Troemner Farm Ecology
Worms! Worms Everywhere in the Compost Pile
These gorgeous crawlers are a wonderful sign that the pile is balanced. Worms thrive when the conditions are right: steady moisture, a healthy pH, and a good mix of browns, which are carbon-rich materials, and greens, which are nitrogen-rich materials.
They also leave behind one of the best gifts a compost pile can offer: worm castings. Also known as worm poop, castings help create highly bioavailable, nutrient-rich compost that feeds the soil and supports healthy plant growth.
Our Community Compost Process
Our process is simple, low-waste, and beautifully connected:
Community composters pick up a lender 5 gallon bucket and lid to fill with food scraps and sprinkle with bokashi bran (also provided at pickup).

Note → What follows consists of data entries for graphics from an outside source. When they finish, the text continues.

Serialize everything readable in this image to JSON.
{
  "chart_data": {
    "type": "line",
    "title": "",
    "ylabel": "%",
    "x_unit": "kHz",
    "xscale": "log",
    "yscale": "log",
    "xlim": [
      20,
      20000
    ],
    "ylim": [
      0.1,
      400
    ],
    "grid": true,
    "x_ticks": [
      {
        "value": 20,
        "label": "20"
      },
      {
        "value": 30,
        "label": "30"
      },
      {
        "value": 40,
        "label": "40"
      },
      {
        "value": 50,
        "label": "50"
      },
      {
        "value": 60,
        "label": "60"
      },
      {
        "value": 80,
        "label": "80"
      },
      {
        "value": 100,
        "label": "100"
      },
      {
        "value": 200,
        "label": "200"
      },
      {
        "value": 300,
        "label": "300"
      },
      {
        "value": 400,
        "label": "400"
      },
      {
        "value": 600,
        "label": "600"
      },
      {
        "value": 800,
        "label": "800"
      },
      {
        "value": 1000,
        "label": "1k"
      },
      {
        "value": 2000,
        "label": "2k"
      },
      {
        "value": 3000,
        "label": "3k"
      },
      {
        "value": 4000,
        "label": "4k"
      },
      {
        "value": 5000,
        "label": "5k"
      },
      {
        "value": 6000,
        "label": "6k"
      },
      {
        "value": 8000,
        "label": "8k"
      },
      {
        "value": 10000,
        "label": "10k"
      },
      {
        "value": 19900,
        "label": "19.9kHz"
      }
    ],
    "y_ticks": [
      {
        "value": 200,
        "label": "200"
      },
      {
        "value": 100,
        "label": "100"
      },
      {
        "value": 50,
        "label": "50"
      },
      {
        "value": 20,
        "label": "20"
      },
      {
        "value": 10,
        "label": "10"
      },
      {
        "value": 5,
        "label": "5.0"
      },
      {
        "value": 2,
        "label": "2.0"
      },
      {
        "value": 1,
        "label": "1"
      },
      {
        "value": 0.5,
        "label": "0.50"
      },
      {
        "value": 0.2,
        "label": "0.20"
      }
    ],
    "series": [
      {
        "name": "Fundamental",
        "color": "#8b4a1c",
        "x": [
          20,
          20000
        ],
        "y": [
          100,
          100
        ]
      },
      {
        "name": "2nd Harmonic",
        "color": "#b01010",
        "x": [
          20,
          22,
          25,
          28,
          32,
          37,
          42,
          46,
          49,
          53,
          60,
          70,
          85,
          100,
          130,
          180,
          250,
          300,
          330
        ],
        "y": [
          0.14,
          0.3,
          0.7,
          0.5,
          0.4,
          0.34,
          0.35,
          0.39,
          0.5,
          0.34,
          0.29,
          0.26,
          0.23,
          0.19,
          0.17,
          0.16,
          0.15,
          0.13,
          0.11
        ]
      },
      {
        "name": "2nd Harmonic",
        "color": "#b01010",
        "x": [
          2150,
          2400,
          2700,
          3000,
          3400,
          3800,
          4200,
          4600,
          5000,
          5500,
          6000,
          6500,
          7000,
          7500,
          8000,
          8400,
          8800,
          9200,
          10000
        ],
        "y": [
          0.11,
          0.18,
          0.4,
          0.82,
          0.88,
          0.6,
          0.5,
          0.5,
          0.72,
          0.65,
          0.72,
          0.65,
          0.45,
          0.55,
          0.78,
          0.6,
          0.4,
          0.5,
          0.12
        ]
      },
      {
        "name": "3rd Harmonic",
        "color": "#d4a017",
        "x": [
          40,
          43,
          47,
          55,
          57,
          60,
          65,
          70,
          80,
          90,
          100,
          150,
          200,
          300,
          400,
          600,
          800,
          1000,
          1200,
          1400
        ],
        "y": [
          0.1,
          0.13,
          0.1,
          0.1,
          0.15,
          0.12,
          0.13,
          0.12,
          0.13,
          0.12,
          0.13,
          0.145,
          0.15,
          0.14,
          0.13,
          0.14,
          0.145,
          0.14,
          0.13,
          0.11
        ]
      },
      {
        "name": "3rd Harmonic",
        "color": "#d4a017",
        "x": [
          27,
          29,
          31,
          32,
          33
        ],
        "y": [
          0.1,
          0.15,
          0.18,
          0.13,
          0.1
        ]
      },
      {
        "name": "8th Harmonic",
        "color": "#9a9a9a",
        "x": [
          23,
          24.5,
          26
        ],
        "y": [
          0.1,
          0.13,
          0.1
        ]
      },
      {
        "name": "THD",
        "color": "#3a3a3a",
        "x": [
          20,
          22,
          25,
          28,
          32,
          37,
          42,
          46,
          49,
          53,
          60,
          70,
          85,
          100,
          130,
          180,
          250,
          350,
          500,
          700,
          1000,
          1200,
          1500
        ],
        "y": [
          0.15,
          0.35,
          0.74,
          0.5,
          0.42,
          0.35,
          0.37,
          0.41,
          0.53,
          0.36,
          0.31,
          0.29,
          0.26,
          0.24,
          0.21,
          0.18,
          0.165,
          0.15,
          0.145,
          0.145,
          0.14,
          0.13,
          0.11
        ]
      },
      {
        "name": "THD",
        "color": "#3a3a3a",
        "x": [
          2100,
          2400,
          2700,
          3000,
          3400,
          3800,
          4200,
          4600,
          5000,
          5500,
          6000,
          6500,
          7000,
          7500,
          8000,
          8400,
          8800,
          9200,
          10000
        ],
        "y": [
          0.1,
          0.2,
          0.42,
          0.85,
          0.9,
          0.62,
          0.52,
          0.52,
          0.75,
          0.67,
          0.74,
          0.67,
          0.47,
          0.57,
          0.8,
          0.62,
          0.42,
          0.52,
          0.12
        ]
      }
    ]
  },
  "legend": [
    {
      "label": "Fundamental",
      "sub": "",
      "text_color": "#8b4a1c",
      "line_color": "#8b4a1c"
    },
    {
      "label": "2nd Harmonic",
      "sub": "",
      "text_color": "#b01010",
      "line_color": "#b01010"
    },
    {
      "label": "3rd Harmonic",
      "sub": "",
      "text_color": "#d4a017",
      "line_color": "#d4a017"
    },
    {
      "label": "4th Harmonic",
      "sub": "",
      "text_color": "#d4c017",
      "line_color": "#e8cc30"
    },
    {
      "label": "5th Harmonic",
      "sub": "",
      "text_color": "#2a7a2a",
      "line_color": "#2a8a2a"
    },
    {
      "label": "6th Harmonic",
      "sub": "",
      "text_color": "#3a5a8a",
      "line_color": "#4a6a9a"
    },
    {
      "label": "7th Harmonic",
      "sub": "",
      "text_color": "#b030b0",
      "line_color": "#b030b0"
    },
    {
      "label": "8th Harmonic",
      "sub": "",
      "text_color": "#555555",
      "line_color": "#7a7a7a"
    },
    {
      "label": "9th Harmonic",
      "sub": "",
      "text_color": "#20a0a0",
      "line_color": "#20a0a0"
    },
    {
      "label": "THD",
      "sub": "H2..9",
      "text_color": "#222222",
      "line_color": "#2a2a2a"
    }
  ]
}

We empty the filled compost buckets received in our community compost program. These food scraps bring in the green matter.
Our chickens get to work. They scratch, peck, dig, and stir through the pile, helping aerate the material while enjoying the bits and pieces they find along the way.
We add brown matter on top, such as wood chips, old leaves, or soiled straw bedding from the chicken coop. This helps balance the pile and supports the slow transformation from scraps to soil food.
The rain does its part. Moisture helps the composting process move along and keeps the pile hospitable for worms, microbes, and all the tiny organisms doing the unseen work.
Over time, the deepest layer becomes finished compost. We dig up that rich, dark material and apply it around trees, shrubs, and wildflowers that support pollinators and wildlife, including rowanberry, lilac, chokecherry, pine, solidago, and serviceberry.
At Troemner Farm, regenerative farming extends far beyond the garden plot, it supports the entire ecosystem of the surrounding forest, stream banks, and prairies.
From Friends, to Farm, to Forest
The beautiful thing about compost is that nothing works alone. Community members collect scraps. Chickens aerate the pile. Worms transform the material. Finished compost feeds the soil. The soil supports plants. Plants feed pollinators, birds, and wildlife.
All of it is connected and all thrives together.
Community compost program members, and the general public, are welcome to walk Troemner Trail a 0.6 mile nature trail that winds through the forest when it OPENS IN LATE JUNE! When you first get here, you can watch the chickens in the pasture then enjoy the wildlife on the trail and see how small acts of care become part of a much larger cycle.
Thank you for the part you play in this sustainable solution. Your filled compost buckets are doing more than keeping food scraps out of the landfill. They are helping build soil, feed wildlife habitat, and grow a healthier farm ecosystem.